A.6. Consequences of Collecting the Information Less Frequently
Each woman will participate in the study from the date of ZIKV RNA positive diagnosis through the end of the study (15 months). Infants will participate in the study from the date of delivery through 6 months of age. It is important to monitor the progression of the virus since the date of diagnosis in pregnant women and infant; Following consent, enrolled pregnant women and infants will be serially tested for ZIKV RNA every 2 weeks and monthly, respectively.
For pregnant women who continue to test ZIKV positive, blood and urine samples will be collected every 2 weeks during pregnancy and up to 3 months post-delivery. If the pregnant woman tests negative by rRT-PCR on two subsequent collection dates, they will be followed monthly through 3 months post-delivery and blood and urine samples will be collected and tested for ZIKV until 1 month post-delivery
Live-born infants will be tested every month after birth up to 6 months of age until blood and urine samples are all rRT-PCR-negative on two subsequent collection dates to confirm negative results. Infants who test rRT-PCR- negative on two subsequent collection dates will continue to have monthly study visits in which only study forms will be completed until six months of age.
Collecting information less frequently may not permit us to quantify the reduction in viral load both in pregnant women and infants, nor will it allow us to calculate the prevalence and of ZIKV RNA persistence.

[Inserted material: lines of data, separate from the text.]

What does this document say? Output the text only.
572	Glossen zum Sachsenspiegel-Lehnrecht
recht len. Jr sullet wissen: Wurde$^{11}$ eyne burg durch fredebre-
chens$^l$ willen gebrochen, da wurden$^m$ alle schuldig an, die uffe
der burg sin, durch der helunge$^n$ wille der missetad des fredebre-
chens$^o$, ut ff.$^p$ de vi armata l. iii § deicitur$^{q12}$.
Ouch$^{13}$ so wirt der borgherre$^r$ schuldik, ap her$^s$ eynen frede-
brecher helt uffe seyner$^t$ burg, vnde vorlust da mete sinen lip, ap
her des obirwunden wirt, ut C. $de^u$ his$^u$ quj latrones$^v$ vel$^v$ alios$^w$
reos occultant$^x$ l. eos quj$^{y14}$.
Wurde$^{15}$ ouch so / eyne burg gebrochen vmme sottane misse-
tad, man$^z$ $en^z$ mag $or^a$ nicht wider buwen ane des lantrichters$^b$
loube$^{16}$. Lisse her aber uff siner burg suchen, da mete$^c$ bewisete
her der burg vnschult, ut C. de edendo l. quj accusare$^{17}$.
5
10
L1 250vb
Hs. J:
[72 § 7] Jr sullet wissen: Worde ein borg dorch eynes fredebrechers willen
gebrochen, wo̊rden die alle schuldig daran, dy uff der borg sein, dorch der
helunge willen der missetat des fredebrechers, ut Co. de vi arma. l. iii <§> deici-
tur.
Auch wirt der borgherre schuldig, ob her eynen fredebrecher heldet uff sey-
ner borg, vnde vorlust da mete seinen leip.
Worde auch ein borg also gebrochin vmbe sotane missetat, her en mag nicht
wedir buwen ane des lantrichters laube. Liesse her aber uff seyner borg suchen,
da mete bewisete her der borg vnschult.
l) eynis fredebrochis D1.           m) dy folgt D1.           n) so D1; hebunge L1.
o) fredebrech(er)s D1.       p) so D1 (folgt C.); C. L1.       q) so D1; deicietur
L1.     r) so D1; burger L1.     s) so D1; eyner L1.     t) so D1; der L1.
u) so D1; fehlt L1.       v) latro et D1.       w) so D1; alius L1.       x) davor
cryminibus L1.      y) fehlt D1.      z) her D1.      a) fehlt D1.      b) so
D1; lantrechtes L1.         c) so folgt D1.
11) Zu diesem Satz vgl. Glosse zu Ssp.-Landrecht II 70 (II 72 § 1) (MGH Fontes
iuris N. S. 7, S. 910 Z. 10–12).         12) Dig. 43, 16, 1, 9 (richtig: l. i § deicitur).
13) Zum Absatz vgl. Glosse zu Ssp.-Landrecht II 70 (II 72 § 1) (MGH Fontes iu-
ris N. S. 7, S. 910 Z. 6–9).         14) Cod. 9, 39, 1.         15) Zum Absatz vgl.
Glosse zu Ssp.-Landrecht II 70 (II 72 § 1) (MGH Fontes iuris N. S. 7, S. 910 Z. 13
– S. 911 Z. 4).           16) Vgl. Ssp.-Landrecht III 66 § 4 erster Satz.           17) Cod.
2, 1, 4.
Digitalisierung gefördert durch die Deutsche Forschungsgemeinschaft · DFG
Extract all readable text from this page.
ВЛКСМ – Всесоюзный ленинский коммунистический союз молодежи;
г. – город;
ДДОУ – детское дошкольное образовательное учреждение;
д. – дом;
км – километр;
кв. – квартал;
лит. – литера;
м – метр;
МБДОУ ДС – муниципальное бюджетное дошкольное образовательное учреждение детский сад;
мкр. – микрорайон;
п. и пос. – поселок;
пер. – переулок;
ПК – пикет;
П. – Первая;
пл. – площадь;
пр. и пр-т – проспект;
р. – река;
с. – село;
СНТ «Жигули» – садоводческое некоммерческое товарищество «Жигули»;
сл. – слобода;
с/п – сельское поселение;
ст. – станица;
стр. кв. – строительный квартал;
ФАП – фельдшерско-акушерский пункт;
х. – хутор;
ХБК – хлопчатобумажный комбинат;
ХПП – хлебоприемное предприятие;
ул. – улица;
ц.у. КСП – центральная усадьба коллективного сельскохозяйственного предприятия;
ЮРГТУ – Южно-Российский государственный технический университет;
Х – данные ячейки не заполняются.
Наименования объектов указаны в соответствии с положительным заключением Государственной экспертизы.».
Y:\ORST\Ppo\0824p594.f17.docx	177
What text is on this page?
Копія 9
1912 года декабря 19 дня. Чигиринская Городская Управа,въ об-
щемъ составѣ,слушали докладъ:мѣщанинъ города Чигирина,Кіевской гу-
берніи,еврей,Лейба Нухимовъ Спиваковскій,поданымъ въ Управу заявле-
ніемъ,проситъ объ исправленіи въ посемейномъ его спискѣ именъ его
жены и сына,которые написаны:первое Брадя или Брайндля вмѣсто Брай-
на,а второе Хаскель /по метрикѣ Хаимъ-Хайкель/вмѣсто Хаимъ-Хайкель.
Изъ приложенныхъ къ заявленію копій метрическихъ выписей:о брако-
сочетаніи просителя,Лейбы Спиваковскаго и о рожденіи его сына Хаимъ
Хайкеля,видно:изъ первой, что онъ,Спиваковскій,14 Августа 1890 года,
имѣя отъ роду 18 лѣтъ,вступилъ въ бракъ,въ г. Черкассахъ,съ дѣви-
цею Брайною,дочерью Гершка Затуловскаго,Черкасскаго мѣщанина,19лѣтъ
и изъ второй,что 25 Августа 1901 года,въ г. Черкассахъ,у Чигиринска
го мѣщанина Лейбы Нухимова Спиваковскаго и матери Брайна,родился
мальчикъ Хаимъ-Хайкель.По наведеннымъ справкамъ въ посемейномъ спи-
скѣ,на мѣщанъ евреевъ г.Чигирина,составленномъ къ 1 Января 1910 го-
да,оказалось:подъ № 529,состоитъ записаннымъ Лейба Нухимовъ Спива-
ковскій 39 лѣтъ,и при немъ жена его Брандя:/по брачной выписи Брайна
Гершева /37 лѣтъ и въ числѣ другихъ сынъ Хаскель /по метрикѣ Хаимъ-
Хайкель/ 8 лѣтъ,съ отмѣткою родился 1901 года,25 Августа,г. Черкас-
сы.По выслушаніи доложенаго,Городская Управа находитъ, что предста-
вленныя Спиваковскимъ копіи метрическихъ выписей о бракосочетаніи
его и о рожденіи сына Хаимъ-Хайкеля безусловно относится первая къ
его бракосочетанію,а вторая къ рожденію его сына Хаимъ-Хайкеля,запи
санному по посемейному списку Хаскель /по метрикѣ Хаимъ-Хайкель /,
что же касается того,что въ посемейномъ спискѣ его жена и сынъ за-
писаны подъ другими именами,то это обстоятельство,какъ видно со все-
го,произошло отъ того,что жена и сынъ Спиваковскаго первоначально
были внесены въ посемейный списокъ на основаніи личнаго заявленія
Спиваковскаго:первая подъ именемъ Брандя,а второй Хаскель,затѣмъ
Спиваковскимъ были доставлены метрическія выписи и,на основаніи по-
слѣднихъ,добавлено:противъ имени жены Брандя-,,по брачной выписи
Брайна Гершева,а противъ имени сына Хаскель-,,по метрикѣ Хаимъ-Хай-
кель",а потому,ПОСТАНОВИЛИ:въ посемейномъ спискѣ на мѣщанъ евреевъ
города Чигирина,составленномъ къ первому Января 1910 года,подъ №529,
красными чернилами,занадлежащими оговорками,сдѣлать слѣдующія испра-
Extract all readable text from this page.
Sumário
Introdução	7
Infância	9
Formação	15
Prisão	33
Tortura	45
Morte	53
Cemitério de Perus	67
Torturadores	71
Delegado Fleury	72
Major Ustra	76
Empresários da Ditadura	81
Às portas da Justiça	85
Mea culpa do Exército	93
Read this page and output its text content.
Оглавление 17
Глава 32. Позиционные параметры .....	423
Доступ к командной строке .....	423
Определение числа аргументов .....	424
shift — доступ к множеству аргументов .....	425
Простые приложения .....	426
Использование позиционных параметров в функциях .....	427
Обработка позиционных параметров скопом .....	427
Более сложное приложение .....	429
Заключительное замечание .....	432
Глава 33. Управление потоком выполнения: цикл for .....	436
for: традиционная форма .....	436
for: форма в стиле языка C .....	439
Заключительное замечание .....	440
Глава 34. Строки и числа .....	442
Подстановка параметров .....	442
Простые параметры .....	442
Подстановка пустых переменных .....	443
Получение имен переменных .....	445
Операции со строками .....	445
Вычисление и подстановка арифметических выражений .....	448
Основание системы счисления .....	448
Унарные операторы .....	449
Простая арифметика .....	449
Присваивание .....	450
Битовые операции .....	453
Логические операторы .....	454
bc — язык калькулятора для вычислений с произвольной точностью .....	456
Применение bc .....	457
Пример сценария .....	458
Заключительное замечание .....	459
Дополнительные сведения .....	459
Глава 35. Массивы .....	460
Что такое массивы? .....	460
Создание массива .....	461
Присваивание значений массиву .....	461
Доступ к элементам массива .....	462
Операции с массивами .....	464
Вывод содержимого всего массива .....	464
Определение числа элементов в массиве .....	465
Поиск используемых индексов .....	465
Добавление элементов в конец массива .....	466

A.7. Special Circumstances Relating to the Guidelines of 5 CFR 1320.5
This information collection fully complies with all guidelines of 5 CFR 1320.5.
A.8. Comments in Response to the Federal Register Notice and Efforts to Consult Outside the Agency
A 60-Day Federal Registry Notice was published in the Federal Registry on April 19, 2017. Vol. 82, NO. 74, pp. 18462. No comments were received.
CDC has consulted with other public health agencies, e.g., NIH, to ensure there are no duplication of similar efforts in the study location.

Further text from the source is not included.